Uncle John finally finished quizzing me. He said, "Maybe tomorrow we can talk a little more. You know I don't get to talk shop very often any more. In fact, I really owe you some thanks for sending Dr. Wheeler my way. We spent one of the most enjoyable afternoons I've had in a few years, and I hope he will come by again at some point when he's not too tied up with teaching.

"You're right that it's easy for a professor to get into a rut, teaching the same class term after term, and sometimes we can lose sight of why we studied that subject ourselves in the first place. I'm very glad you've perked up some of the other students, in your classes where the professors do want more than just to go through the material. Everyone is better for that, in the end, when the students keep the teacher on his toes. It's just that some give up after trying unsuccessfully to make people think, after a few years."

"I can sure see why. There are definitely some students there whose attitude is, 'Is that going to be on the test? I don't want to write it down unless it will be on the test.' How do they expect to live their lives after they graduate? I really don't understand it!

"But I'd better get off that subject. Ellen has heard me rant about it more than a few times. I'm surprised she puts up with me."

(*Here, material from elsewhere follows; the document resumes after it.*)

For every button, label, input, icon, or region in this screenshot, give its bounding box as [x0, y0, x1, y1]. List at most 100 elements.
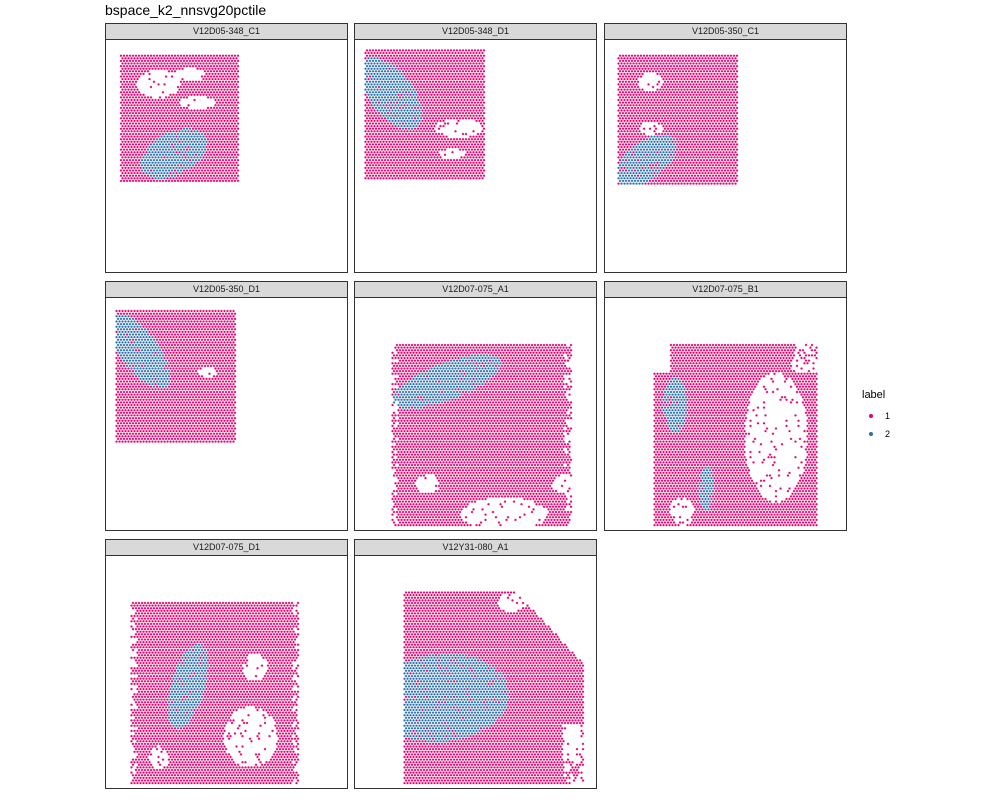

Ellen said, "Phil, I just notice that I won't have to know it for a test, and stop listening. And you don't do that too much, honestly, and I know some psych students who are just as bad. Much worse, in fact."

Kelly said, "John, the class I'm in with Phil, it really is a lot more interesting since Phil, and then Pete and Tammy, and then some others too, started asking more questions. I can understand some of the people who get impatient with it, because it makes studying take more time, and some of them have jobs or even families and jobs too, and time is an issue for them. But some really seem to see the university as no more than a device for getting a diploma so they can get a better job.

"I just wish Phil had been in my classes two years ago. I'm just barely starting to get the hang of studying the way he and Ellen do. And our Friday night discussions are helping me learn. It's a difference in attitude. Not, what do I have to learn to pass this course, but what can this class help me learn about this subject. And somehow no one ever even suggested that I should think like that, as far as I can remember."

By this time we were finished with dessert, which was some kind of chocolate pudding. I thought it was technically a mousse, though I was really pretty vague on the difference. I got up and started to clear the table, and Aunt Sally said, "Phil, leave it to me this time. Everything's easy. You three just go and take some time together. But thank you for being so helpful. Especially yesterday, and then fixing us breakfast this morning."

We went outside. The weather was pretty pleasant, even though it was dark by that time, but there was a little too much wind, so we went back inside and up to Ellen's and my room. We shut the door.

Kelly said, "I'm sorry. Obviously I upset Ellen somehow. I didn't mean to, and I don't know what I said or did."

Ellen looked at me. "Phil, I'm fine now, so let me tell her. She needs to understand, I think. Kelly, if you remember, the last thing Phil said before he left us was that he hoped we wouldn't be analyzing his, um, performance. And I realized that your questions weren't about that, but that in answering I did have to talk about it an awful lot. And, well, I felt like it seemed he just couldn't trust me, to do anything.

"And realizing that brought back the time I really fell down, the time I found Elise kissing him and jumped to conclusions. I felt so guilty. There had been an earlier situation once where I needed to trust Phil. He was being so unbelievably kind and gentle with me, helping me—this was something for sex ed—and because of some history I was all tense and jumpy. And he promised to take things as slowly as I needed, and he proved over and over that he would. And he finally asked, Ellen, will you trust me? I told him, with you, anything, anything at all.